The grass is definitely greener on the consumer side of the fence in 2010. Companies that have built their businesses on their ability to sell to the enterprise, or that are a step or two removed from direct access to the consumer, are looking for a the gate through the fence. Increasingly mobile is that gate, and it appears that Intel thinks McAfee is their best shot at getting over there.
It is much more fun as a writer to be negative on announcements like this -- and the business press is having their share of fun with Intel. Anyone that wants the business press to be positive should remember not to surprise them. A few good leaks will get some of the journalists onto your side ahead of the announcement. With the exception of Steve Jobs, who gets to play by a different set of rules, scoop equals page views, page views equals happy writers, happy writers equals "this is a brilliant idea".

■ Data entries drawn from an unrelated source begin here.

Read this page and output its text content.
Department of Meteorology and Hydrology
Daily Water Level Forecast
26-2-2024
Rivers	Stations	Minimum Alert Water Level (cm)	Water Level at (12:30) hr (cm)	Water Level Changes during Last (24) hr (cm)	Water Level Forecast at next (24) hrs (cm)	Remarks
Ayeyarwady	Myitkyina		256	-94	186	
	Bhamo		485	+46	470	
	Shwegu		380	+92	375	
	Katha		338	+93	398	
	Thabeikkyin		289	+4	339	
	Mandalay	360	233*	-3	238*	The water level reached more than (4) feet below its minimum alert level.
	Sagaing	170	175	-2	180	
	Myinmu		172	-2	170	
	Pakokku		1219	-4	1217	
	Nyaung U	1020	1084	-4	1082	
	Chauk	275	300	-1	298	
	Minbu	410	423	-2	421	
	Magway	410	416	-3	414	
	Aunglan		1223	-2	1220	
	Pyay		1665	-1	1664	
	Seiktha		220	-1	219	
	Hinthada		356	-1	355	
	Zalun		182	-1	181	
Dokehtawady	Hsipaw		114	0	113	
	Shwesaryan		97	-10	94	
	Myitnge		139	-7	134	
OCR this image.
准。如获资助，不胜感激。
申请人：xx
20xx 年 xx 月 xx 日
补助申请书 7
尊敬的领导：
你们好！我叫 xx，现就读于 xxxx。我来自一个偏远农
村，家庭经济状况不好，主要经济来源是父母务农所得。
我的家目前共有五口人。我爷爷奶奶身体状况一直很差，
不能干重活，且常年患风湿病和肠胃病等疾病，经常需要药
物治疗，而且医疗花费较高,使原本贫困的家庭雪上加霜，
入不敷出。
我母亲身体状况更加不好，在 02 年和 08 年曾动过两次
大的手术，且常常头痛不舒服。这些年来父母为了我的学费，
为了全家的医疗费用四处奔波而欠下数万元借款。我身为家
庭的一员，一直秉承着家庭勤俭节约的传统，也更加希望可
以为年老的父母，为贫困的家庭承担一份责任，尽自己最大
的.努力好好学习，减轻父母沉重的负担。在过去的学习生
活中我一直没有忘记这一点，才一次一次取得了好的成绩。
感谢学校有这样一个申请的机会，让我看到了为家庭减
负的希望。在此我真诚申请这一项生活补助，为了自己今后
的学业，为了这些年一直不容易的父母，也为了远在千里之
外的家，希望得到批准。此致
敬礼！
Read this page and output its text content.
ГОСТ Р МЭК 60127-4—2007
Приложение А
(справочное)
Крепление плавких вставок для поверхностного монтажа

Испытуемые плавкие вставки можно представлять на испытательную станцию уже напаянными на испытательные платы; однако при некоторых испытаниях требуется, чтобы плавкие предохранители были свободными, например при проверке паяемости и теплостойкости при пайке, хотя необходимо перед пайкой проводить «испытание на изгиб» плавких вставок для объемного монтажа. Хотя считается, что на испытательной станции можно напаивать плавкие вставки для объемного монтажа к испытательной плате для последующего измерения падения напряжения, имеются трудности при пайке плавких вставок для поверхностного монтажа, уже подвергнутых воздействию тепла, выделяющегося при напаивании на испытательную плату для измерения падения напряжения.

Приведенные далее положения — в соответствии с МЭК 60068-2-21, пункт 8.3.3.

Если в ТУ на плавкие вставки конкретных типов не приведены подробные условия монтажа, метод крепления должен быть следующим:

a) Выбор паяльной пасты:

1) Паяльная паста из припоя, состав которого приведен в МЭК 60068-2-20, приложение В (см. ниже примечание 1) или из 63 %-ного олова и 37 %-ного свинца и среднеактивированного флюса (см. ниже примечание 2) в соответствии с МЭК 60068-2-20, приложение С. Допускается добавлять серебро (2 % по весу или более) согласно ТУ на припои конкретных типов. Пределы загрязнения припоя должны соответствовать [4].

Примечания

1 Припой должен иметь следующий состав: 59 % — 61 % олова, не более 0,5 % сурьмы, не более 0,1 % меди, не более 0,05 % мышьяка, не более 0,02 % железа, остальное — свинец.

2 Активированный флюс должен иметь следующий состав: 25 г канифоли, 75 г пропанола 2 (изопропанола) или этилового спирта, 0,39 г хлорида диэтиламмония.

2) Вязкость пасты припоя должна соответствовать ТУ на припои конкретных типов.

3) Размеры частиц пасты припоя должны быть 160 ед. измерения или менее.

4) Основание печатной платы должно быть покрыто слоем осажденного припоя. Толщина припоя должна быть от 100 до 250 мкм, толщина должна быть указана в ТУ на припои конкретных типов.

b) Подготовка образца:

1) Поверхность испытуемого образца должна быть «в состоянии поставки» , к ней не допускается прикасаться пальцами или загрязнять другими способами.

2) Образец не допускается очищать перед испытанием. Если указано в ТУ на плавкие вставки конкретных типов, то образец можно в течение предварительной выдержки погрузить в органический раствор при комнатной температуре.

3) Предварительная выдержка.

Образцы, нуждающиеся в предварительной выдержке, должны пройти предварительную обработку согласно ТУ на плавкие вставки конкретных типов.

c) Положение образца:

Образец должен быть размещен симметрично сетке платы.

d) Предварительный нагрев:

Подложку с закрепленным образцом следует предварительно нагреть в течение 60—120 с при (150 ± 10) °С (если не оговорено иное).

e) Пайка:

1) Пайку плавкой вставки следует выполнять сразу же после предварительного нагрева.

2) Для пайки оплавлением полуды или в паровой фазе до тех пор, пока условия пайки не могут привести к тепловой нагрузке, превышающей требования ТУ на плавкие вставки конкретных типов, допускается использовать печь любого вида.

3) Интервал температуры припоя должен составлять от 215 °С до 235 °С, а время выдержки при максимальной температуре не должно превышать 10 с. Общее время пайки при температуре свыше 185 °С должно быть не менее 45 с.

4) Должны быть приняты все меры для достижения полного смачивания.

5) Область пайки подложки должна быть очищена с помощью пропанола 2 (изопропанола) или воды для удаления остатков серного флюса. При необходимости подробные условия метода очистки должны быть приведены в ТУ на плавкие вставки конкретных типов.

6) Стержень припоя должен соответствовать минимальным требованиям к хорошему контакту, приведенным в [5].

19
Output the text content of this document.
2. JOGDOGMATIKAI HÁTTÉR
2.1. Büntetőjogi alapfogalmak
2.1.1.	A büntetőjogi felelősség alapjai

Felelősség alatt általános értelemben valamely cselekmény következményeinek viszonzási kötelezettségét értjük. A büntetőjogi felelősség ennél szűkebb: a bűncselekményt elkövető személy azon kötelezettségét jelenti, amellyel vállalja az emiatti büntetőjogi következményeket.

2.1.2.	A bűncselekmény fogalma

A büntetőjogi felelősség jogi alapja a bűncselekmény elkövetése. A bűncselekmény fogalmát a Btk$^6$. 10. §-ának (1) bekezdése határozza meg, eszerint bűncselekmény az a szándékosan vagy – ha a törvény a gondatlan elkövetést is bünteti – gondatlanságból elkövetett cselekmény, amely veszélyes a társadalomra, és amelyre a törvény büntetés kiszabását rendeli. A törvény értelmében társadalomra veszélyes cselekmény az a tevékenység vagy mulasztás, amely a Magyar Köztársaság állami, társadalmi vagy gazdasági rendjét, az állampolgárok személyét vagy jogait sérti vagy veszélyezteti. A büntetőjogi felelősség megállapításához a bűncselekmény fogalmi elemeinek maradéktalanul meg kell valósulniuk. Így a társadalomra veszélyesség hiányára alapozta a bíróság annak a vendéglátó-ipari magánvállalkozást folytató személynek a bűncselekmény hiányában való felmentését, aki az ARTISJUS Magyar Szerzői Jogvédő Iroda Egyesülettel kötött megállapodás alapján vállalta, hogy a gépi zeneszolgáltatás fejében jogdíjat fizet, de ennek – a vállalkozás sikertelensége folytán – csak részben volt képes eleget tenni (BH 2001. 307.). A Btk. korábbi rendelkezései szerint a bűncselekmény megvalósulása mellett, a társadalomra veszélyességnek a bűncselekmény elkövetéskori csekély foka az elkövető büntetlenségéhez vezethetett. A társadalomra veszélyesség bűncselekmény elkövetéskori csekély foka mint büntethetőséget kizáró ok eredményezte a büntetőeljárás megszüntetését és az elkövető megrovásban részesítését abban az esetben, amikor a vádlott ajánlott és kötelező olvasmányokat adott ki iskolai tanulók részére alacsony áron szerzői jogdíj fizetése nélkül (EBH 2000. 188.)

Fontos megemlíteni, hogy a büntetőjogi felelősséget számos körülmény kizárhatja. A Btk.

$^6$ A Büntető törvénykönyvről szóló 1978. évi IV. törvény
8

Intel depends on the PC makers to get its chips to market and has managed to dominate that business over the years through business tactics that just keep getting them in trouble with the Justice department and the EU. The top PC makers in the world control over half of the sales of new PCs including HP (18%), Dell (13%), Acer (12%), Lenovo (10%), and Asus and Toshiba tied (5% each). The industry is on the rebound, up 22% in Q2, so everyone is growing. However, HP and Dell are growing only slightly, and the other guys are smokin' with growth rates up to 87% (Asus).
The deal to buy McAfee may or may not be a good idea, but it does signal Intel's concern over its traditional route to market, and its corresponding desire to find a new route. Their best domestic friends are getting pounded by the guys in Asia, and they are increasingly prevented from pulling monopolistic stunts, so I would guess there will be more deals to follow.